There is a video circulating on the Internet (May, 2016) which documents an abortion - by any criteria an invasive, bloody event designed to cut loose a fetus from its supporting placenta, to deprive it of nourishment, growth, and life; to scrape it out from its mother and discard it as hospital waste. 

It is not surprising that young women who watch this video – no matter how pro-choice they may have been – change their minds.  No woman wants an abortion.  It is an unconscionable invasion of privacy, sanctity, body and soul.

Pope Paul II was the first to use the term ‘expediency’ when referring to abortion and Pope Francis reprised his argument this year.  Abortion is not only the killing of an unborn child, but a moral insult to all life. Once abortion is taken for granted, then respect for the sanctity of all life is degraded.


                      www.turnbacktogod.com

In other words, even the most committed Eastern Establishment progressive woman has to think twice about what she is doing when she fits her feet into the stirrups and agrees to a D+C.  She may have been committed in principle to civil rights and especially the rights of women, but when she is about to subject herself to an abortion, she cannot possibly be neutral.
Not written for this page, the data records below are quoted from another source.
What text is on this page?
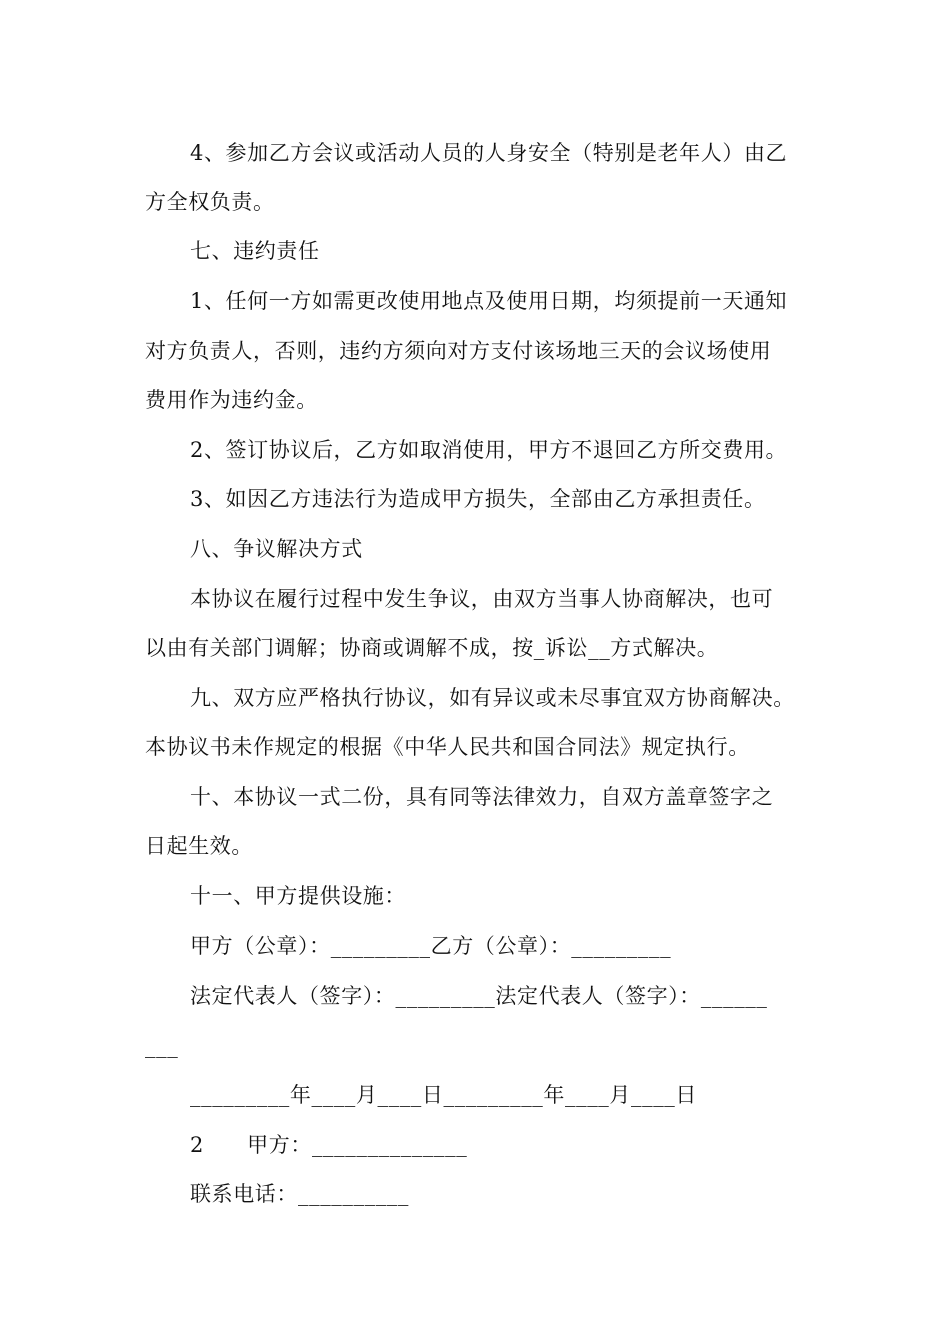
4、参加乙方会议或活动人员的人身安全（特别是老年人）由乙
方全权负责。
七、违约责任
1、任何一方如需更改使用地点及使用日期，均须提前一天通知
对方负责人，否则，违约方须向对方支付该场地三天的会议场使用
费用作为违约金。
2、签订协议后，乙方如取消使用，甲方不退回乙方所交费用。
3、如因乙方违法行为造成甲方损失，全部由乙方承担责任。
八、争议解决方式
本协议在履行过程中发生争议，由双方当事人协商解决，也可
以由有关部门调解；协商或调解不成，按_诉讼__方式解决。
九、双方应严格执行协议，如有异议或未尽事宜双方协商解决。
本协议书未作规定的根据《中华人民共和国合同法》规定执行。
十、本协议一式二份，具有同等法律效力，自双方盖章签字之
日起生效。
十一、甲方提供设施：
甲方（公章）：_________乙方（公章）：_________
法定代表人（签字）：_________法定代表人（签字）：______
___
_________年____月____日_________年____月____日
2　　甲方：______________
联系电话：__________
There is no liberal heterosexual who does not turn away from a chance viewing of homosexual sex on late-night cable.  Although he might have concluded that Deuteronomy is time-based, socially and morally relative, and contrary to Christ’s inclusive and more general teachings, he is still disgusted by male anal sex.  No matter how he may struggle to square his politico-philosophical tolerance with actual, vivid, and explicit homosexual bedtime activity, he cannot.

Religious tolerance and liberty are important principles, enshrined in the Bill of Rights and defended by progressive and conservatives alike.  Yet the idea that the Little Sisters of the Poor must buckle under to the secular authority of the State and cannot refuse any legislation, executive fiat, or court order which denies them their own religious rights strikes even the most devoted progressive as untoward.  A baker who cannot turn down a request to bake a homo-erotic themed cake; a photographer who cannot refuse to record a gay wedding; a school principle in a rural, conservative district who must allow open bathrooms – all offend not intellectually but viscerally.  It simply does not seem right.
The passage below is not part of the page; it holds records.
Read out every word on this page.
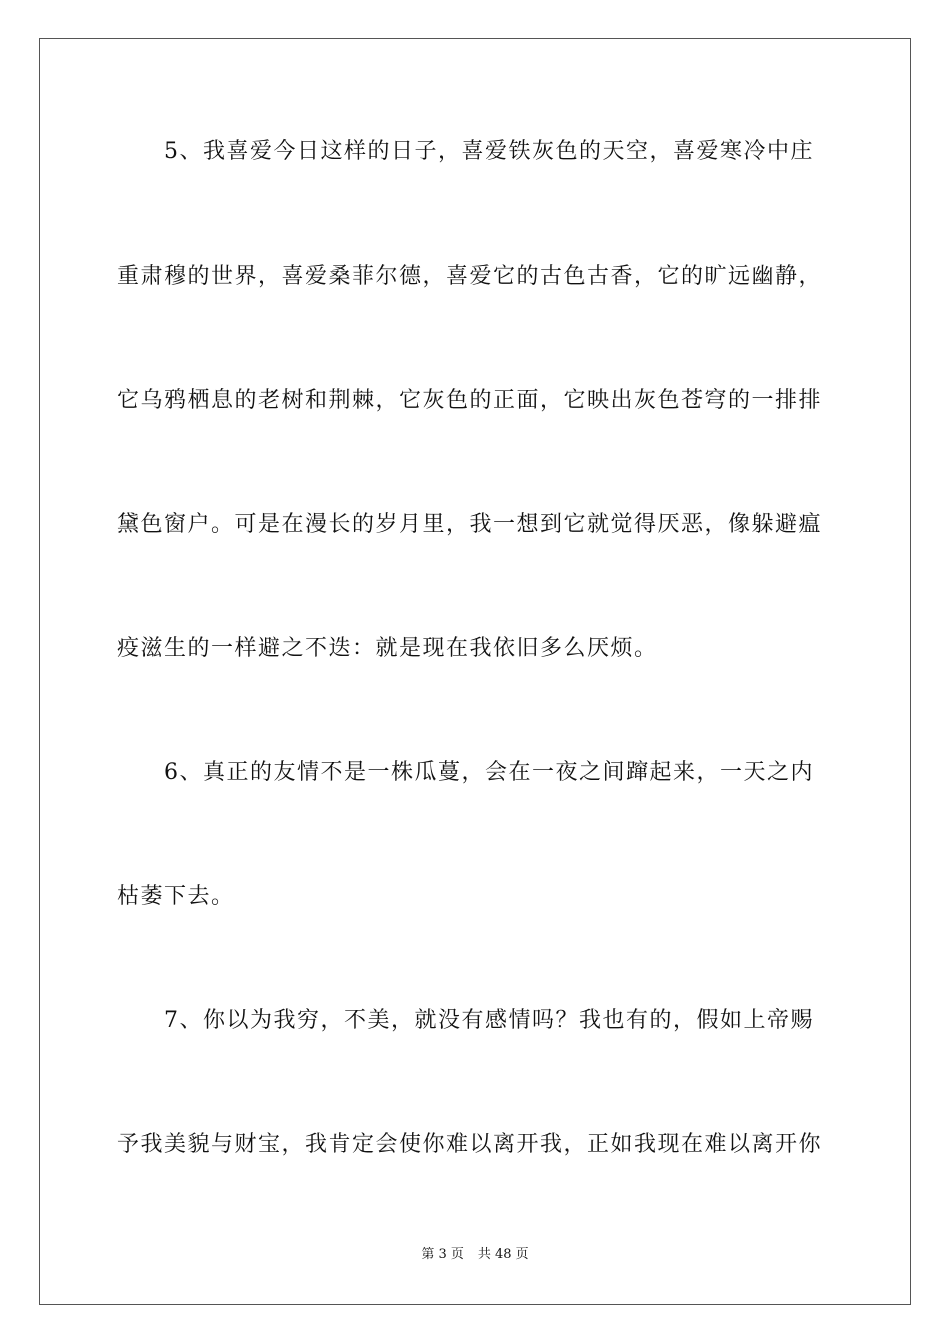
　　5、我喜爱今日这样的日子，喜爱铁灰色的天空，喜爱寒冷中庄
重肃穆的世界，喜爱桑菲尔德，喜爱它的古色古香，它的旷远幽静，
它乌鸦栖息的老树和荆棘，它灰色的正面，它映出灰色苍穹的一排排
黛色窗户。可是在漫长的岁月里，我一想到它就觉得厌恶，像躲避瘟
疫滋生的一样避之不迭：就是现在我依旧多么厌烦。
　　6、真正的友情不是一株瓜蔓，会在一夜之间蹿起来，一天之内
枯萎下去。
　　7、你以为我穷，不美，就没有感情吗？我也有的，假如上帝赐
予我美貌与财宝，我肯定会使你难以离开我，正如我现在难以离开你
第 3 页 共 48 页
                      www.seraphicpress.com

The United States has always been a country which has welcomed immigrants.  If it had not been for Polish, Irish, Italian, and Chinese immigrants in the 19th century, the railroads would never have been built, the industrial revolution would have sputtered, and the vitality of New York, Chicago, and San Francisco would have been denied.  Yet in an age of high fertility, overpopulation measured against resources and demand, and porous borders which threaten social and cultural integrity as well as economic well-being, it is no surprise that many Americans agree with Donald Trump that we should keep all new-comers out.

It simply doesn’t seem right that waves of non-English-speaking, Third World, politically disaffected immigrants should be given a free pass in the name of inclusivity, compassion, and tolerance.  There is, like it or not, a common American culture – one borne of liberty, independence, and enterprise – and it in the minds of many is being threatened.  Already the notion of cultural solidarity is being corroded from within.  Campaigns of ‘diversity’ only lead to separatism, conflict, venal demands, and the eventual fraying of the formerly tightly-woven fabric of American society.  God only knows what will happen if we let in all comers.

These issues – abortion, gay rights, religious liberty, immigration, etc., – have been on the back burner of American politics for years.  But in this election year they have been moved to the front of the stove.  They are hot, burning, visceral, and imperative.  The millions of Americans who have become disaffected by faux intellectualism and progressive arrogance are making their will, opinions, and emotions known.  No matter how much traditional intellectual elites may dismiss America’s middle as uninformed, emotional, and misguided, it is their time.